Sen. Talent led the effort to allow our producers to add value to their commodities through innovative agriculture enterprises. He fought for agriculture assistance centers and tax incentives that would aid our producers, help bolster the economy and create jobs in rural America.

Sen. Talent has been a leader in the fight for important transportation and infrastructure projects in Missouri and he has succeeded in raising the visibility of the road issue as a safety issue. He spearheaded efforts to secure the construction of four Missouri levees and to improve Mississippi River infrastructure in the state's Second Congressional District.

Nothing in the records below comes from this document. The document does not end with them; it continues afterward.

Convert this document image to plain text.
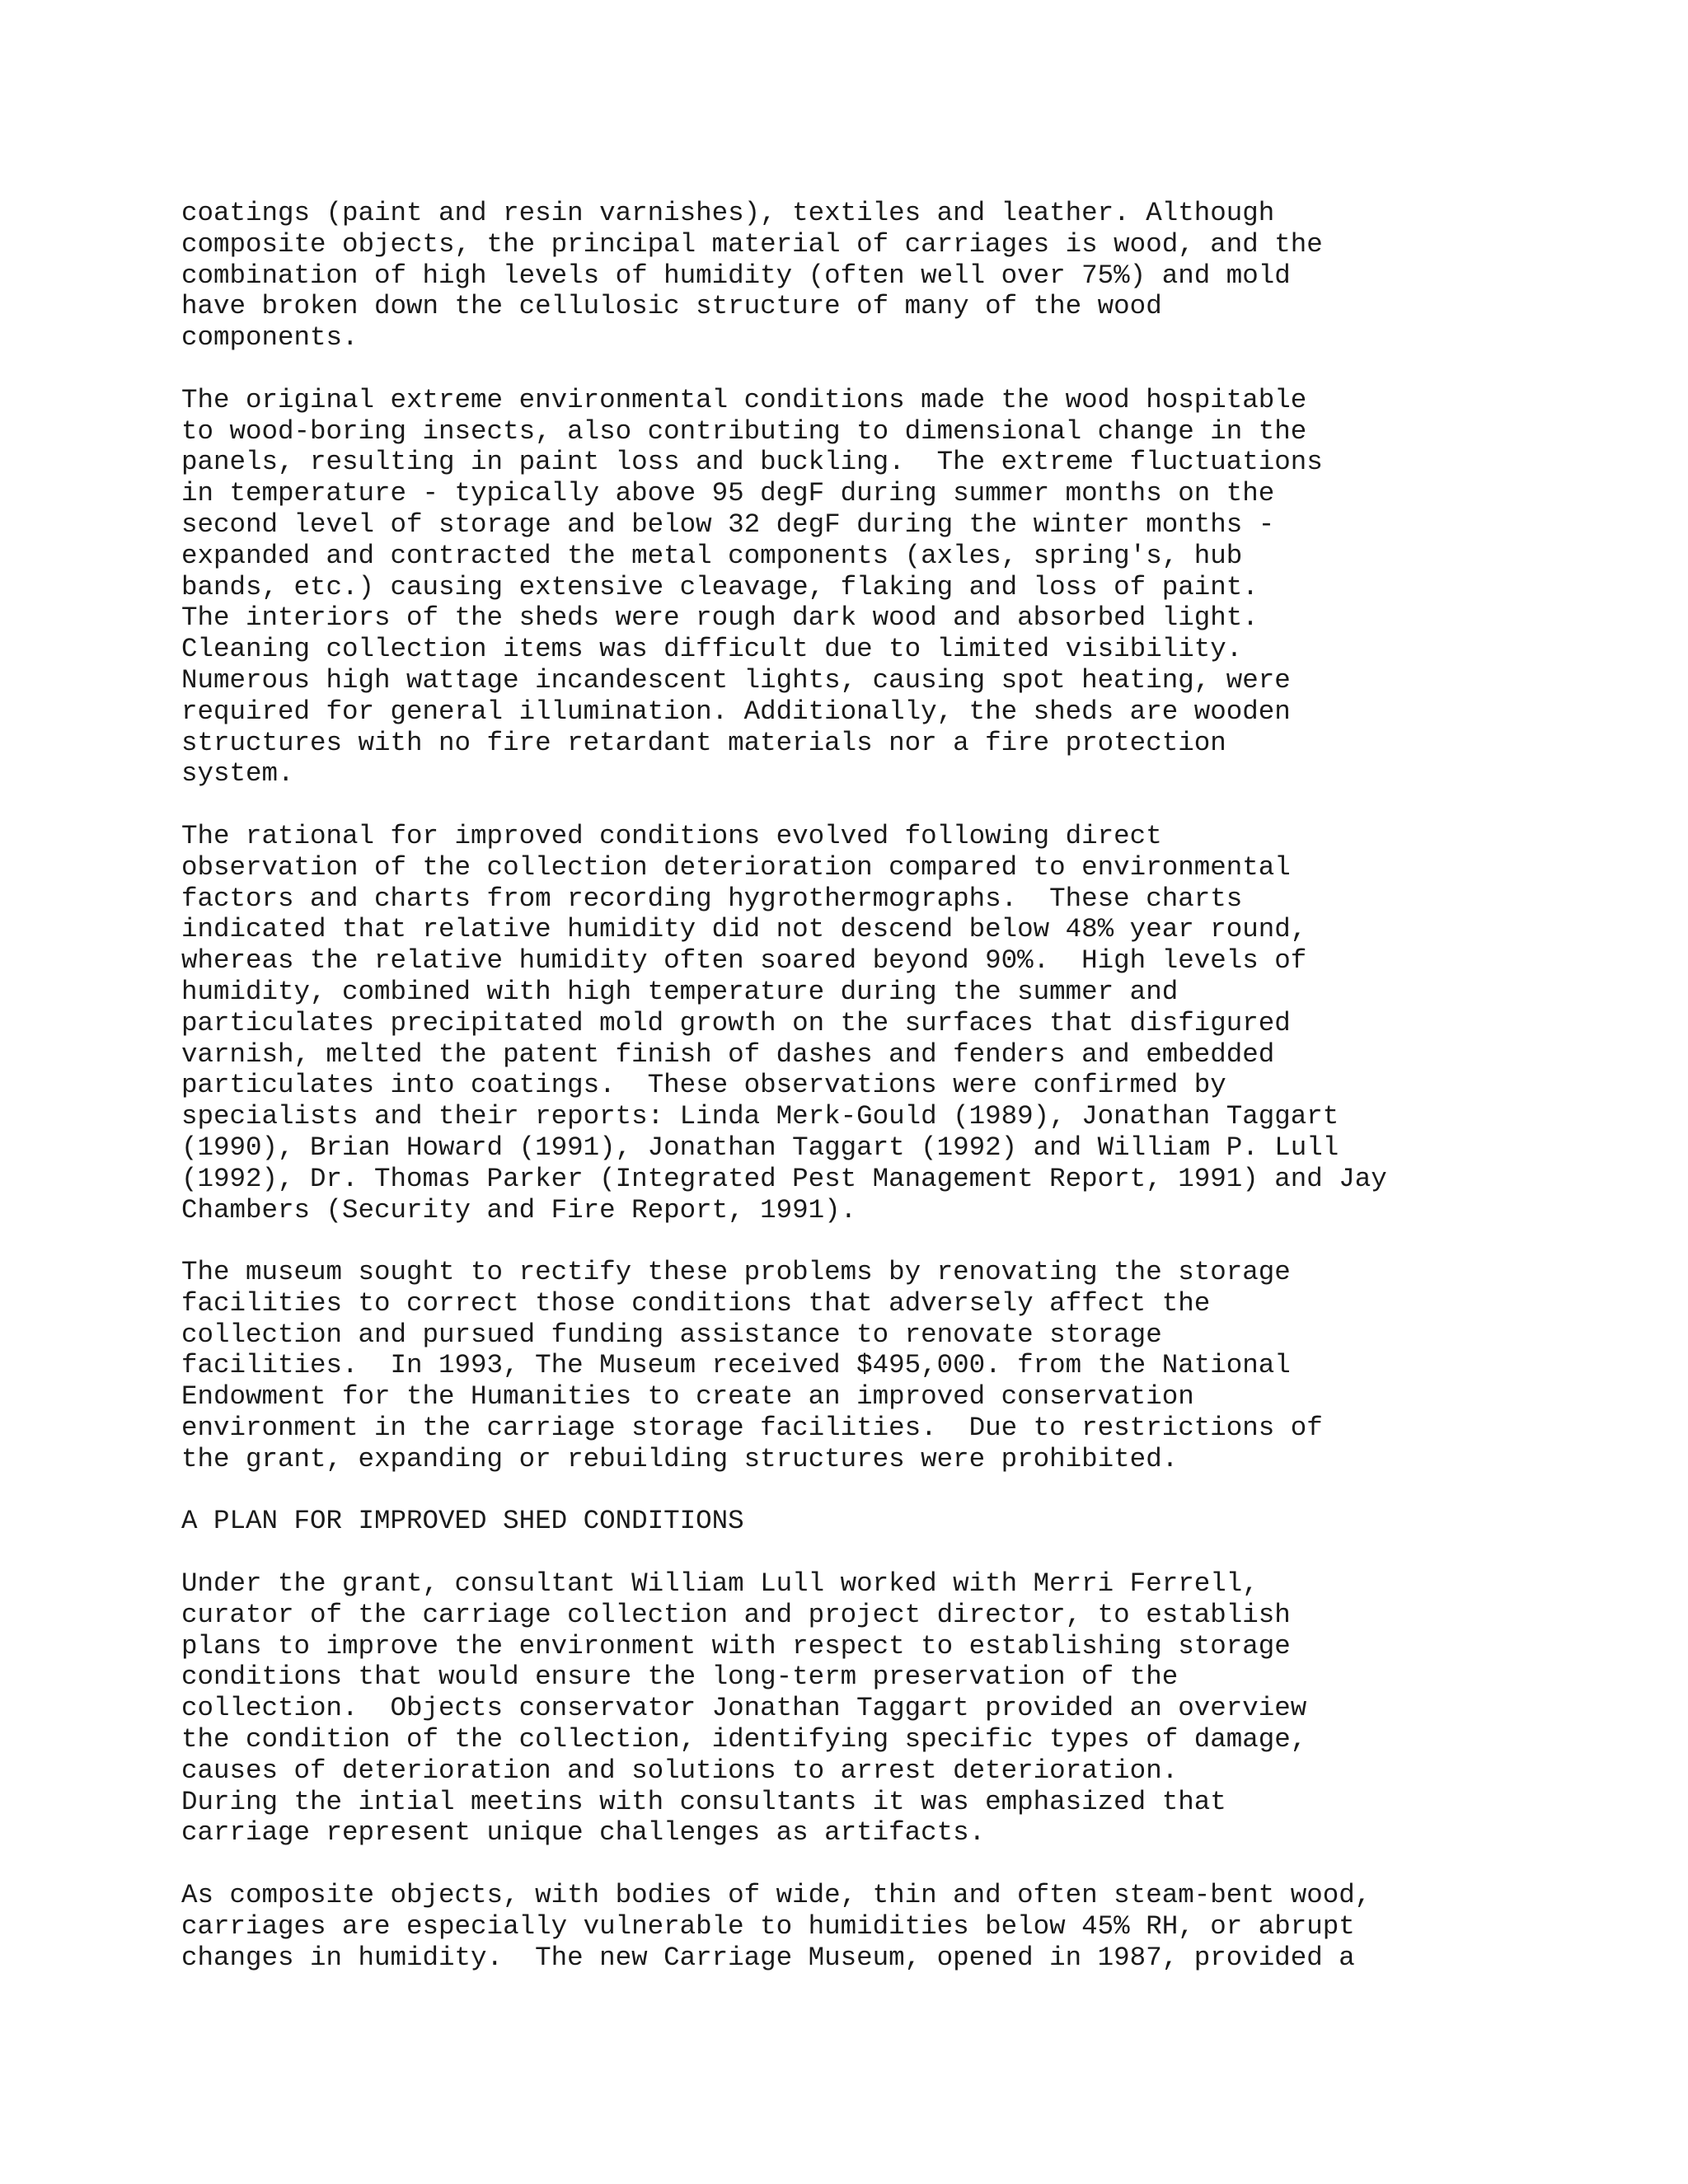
coatings (paint and resin varnishes), textiles and leather. Although
composite objects, the principal material of carriages is wood, and the
combination of high levels of humidity (often well over 75%) and mold
have broken down the cellulosic structure of many of the wood
components.
The original extreme environmental conditions made the wood hospitable
to wood-boring insects, also contributing to dimensional change in the
panels, resulting in paint loss and buckling.  The extreme fluctuations
in temperature - typically above 95 degF during summer months on the
second level of storage and below 32 degF during the winter months -
expanded and contracted the metal components (axles, spring's, hub
bands, etc.) causing extensive cleavage, flaking and loss of paint.
The interiors of the sheds were rough dark wood and absorbed light.
Cleaning collection items was difficult due to limited visibility.
Numerous high wattage incandescent lights, causing spot heating, were
required for general illumination. Additionally, the sheds are wooden
structures with no fire retardant materials nor a fire protection
system.
The rational for improved conditions evolved following direct
observation of the collection deterioration compared to environmental
factors and charts from recording hygrothermographs.  These charts
indicated that relative humidity did not descend below 48% year round,
whereas the relative humidity often soared beyond 90%.  High levels of
humidity, combined with high temperature during the summer and
particulates precipitated mold growth on the surfaces that disfigured
varnish, melted the patent finish of dashes and fenders and embedded
particulates into coatings.  These observations were confirmed by
specialists and their reports: Linda Merk-Gould (1989), Jonathan Taggart
(1990), Brian Howard (1991), Jonathan Taggart (1992) and William P. Lull
(1992), Dr. Thomas Parker (Integrated Pest Management Report, 1991) and Jay
Chambers (Security and Fire Report, 1991).
The museum sought to rectify these problems by renovating the storage
facilities to correct those conditions that adversely affect the
collection and pursued funding assistance to renovate storage
facilities.  In 1993, The Museum received $495,000. from the National
Endowment for the Humanities to create an improved conservation
environment in the carriage storage facilities.  Due to restrictions of
the grant, expanding or rebuilding structures were prohibited.
A PLAN FOR IMPROVED SHED CONDITIONS
Under the grant, consultant William Lull worked with Merri Ferrell,
curator of the carriage collection and project director, to establish
plans to improve the environment with respect to establishing storage
conditions that would ensure the long-term preservation of the
collection.  Objects conservator Jonathan Taggart provided an overview
the condition of the collection, identifying specific types of damage,
causes of deterioration and solutions to arrest deterioration.
During the intial meetins with consultants it was emphasized that
carriage represent unique challenges as artifacts.
As composite objects, with bodies of wide, thin and often steam-bent wood,
carriages are especially vulnerable to humidities below 45% RH, or abrupt
changes in humidity.  The new Carriage Museum, opened in 1987, provided a
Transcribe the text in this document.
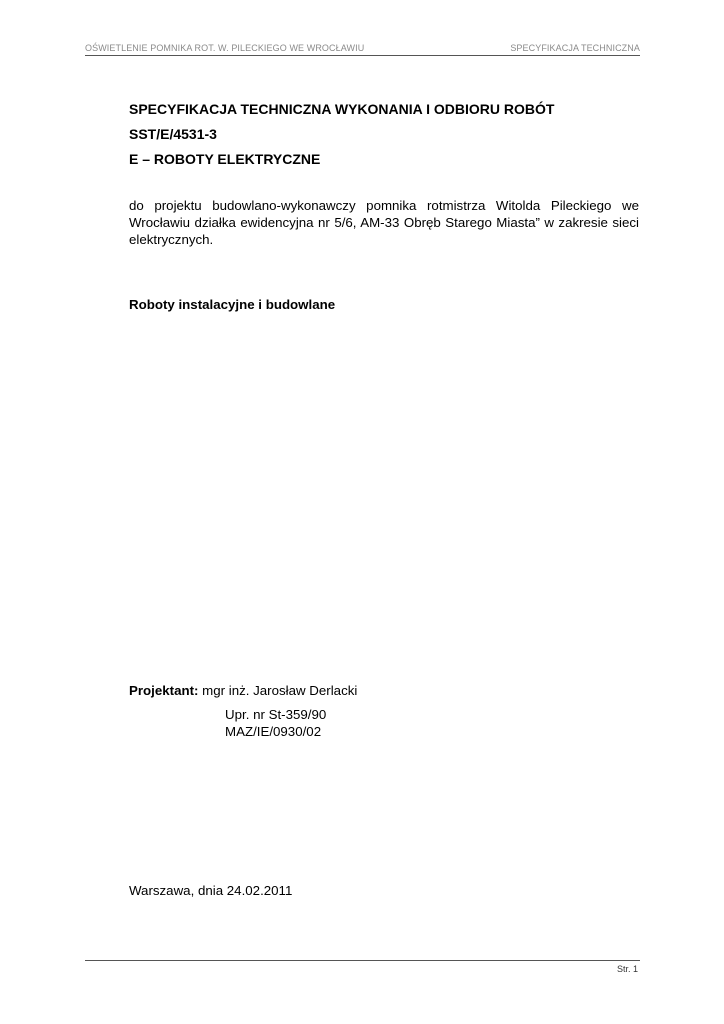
OŚWIETLENIE POMNIKA ROT. W. PILECKIEGO WE WROCŁAWIU	SPECYFIKACJA TECHNICZNA
SPECYFIKACJA TECHNICZNA WYKONANIA I ODBIORU ROBÓT
SST/E/4531-3
E – ROBOTY ELEKTRYCZNE
do projektu budowlano-wykonawczy pomnika rotmistrza Witolda Pileckiego we Wrocławiu działka ewidencyjna nr 5/6, AM-33 Obręb Starego Miasta” w zakresie sieci elektrycznych.
Roboty instalacyjne i budowlane
Projektant: mgr inż. Jarosław Derlacki
Upr. nr St-359/90
MAZ/IE/0930/02
Warszawa, dnia 24.02.2011
Str. 1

Awards During his service in Congress, Senator Talent has received numerous awards and honors. Talent is the first male recipient of the National Association of Women Business Owners' "National Public Policy" award. In addition, Sen. Talent was named "Legislator of the Year" by the Department of Missouri Veterans of Foreign Wars, the International Franchise Association and the Independent Electrical Contractors and he's been honored by the Seniors Coalition, the United Seniors Association and the Coalition to Save Medicare. In 2000, Sen. Talent received the Vietnam Veterans of America's Lifetime Achievement Award," and he has been named a "Taxpayer Hero" by the Americans for Tax Reform, "Guardian of Senior's Rights" by the 60 Plus Association and the "Friend of the Farmer" by the Missouri Farm Bureau.

The Missouri House

In 1984, at the age of 28, Senator Talent was elected to the Missouri House of Representatives, where he served for eight years and succeeded in passing numerous pieces of legislation, including legislative efforts to build roads, toughen drug laws, secure taxpayer rights and reduce taxes. At the age of 32, Senator Talent was unanimously chosen by his colleagues as the Minority leader, the highest ranking Republican leadership position in the Missouri House. He served in that capacity until 1992 when he was elected to Congress from Missouri's Second District.


Personal Information

Sen. Jim Talent was born and raised in Des Peres, Missouri. He graduated from Kirkwood High School in 1973 and attended Washington University in St. Louis, where he received the Arnold J. Lien Prize as the most outstanding undergraduate in political science. He graduated  Order of the Coif from the University of Chicago Law School in 1981 and clerked for Judge Richard Posner of the United States Court of Appeals from 1982 through 1983.

Jim and his wife, Brenda, were married in 1984. Jim and Brenda have three children: Michael, Kate, and Chrissy. The family lives in Chesterfield, Missouri.